How To Choose A Topic For Your Next Blog Post
Many bloggers keep an ongoing idea journal by their side so they can jot down ideas anytime they pop into their heads.
This is a good idea because no matter how many times you repeat it to yourself, if you don’t write it down you’re going to forget it.
Don’t worry about being specific or narrowing down the topic, just jot down whatever pops into your head.
When you’re ready to write your next blog post, read through your list of ideas to find one that strikes your fancy for the day, and then follow these steps:
Identify a need
Maybe the idea you jotted down is something simple like “business plans.”
That’s a very broad topic but it’s just a starting point.
Identify your readers’ needs.
For example, maybe your readers need to know how to create a business plan, or the benefits of having a business plan, or how to write a business plan when you’re applying for a grant.
Now you have a narrower topic that’s relevant for your readers.
Picture a friend
When I’m writing a post I always picture one of my friends and I imagine I’m speaking to him directly, across the kitchen table, while we’re sharing a pot of coffee.
I imagine all the questions he might ask and this helps me to cover all the bases so my readers understand my message, no matter their skill level or knowledge base.
Don’t be a copycat
There are only so many ways you can state a fact or idea and with all the competition out there there’s bound to be some overlap.
But don’t simply regurgitate the same information you see on all those other blogs.
Find a new angle, give it a twist to make it unique, interesting and relevant for your readers.
Choose a topic that matters to you
There are times when I look around the other blogs in my niche and I see they’re all talking about the same thing – Google’s latest update or Facebook’s recent privacy violation.

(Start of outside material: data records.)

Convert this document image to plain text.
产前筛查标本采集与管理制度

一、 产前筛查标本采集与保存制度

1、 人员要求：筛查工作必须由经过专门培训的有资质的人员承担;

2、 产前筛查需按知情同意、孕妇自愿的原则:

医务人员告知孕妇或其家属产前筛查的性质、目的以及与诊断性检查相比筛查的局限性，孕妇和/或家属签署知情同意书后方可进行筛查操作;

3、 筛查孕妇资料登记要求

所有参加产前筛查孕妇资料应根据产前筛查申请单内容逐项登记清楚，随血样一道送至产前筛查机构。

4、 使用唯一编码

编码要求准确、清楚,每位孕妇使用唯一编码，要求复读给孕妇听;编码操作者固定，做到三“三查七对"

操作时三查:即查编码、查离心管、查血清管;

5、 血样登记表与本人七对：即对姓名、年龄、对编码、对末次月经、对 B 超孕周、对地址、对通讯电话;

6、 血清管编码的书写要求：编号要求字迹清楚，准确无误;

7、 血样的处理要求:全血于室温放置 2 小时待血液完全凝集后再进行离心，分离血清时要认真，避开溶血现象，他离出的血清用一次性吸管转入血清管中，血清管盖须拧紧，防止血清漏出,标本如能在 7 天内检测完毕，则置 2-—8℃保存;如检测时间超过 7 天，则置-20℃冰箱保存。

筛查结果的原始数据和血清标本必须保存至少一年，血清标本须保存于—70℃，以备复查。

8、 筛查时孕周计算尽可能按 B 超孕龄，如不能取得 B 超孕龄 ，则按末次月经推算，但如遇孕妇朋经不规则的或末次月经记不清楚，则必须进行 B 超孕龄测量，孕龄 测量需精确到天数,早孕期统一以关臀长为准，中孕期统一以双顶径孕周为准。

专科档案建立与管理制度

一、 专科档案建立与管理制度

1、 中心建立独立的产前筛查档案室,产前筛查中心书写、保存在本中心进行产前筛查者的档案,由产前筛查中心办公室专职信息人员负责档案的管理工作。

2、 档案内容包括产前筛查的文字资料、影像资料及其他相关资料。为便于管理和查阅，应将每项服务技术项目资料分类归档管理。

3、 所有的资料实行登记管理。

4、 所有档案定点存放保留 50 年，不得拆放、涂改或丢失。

I know these topics are relevant for my readers, too, but if they don’t matter to me that day I already know I won’t do a good job covering them.
Better to either choose a topic that resonates with me or let a topic choose me, instead of the other way around.
But if I want it to be interesting for my readers then it has to be interesting to me, too.
Stay On Top Of The Trends
Don’t ignore those trending topics, though, because if they’re popular on other blogs your readers probably want to know about them, too.
If you don’t give your readers what they’re looking for they’ll go somewhere else to find it.
If you just can’t bear to follow a trend today, them make plans to follow it tomorrow.
Planning ahead also helps you come up with new ideas and angles to make your content unique and interesting, and sometimes that’s all you need to get you back in the groove.
One post, one topic
Remember, your posts must provide value for your readers.
But it’s also important to remember that online readers are always impatient to move on to the next blog.
They don’t read your post word-for-word, they only scan it.
And because they only scan your post you need to make sure they’re able to get your message, otherwise they don’t get any value from your content.
Having too many topics in one post makes it difficult for the reader to find, read and absorb your message.
It helps to use an editorial calendar to plan your blog posts in advance.
Not only can you plan your topics better but you can also plan the types of posts you want to create, such as list posts or How-To posts.
It’s especially helpful for planning series posts.
You can also map out the purpose for each post.
With an overall weekly or monthly view you’re able to clearly see where you need to make changes to fill in holes.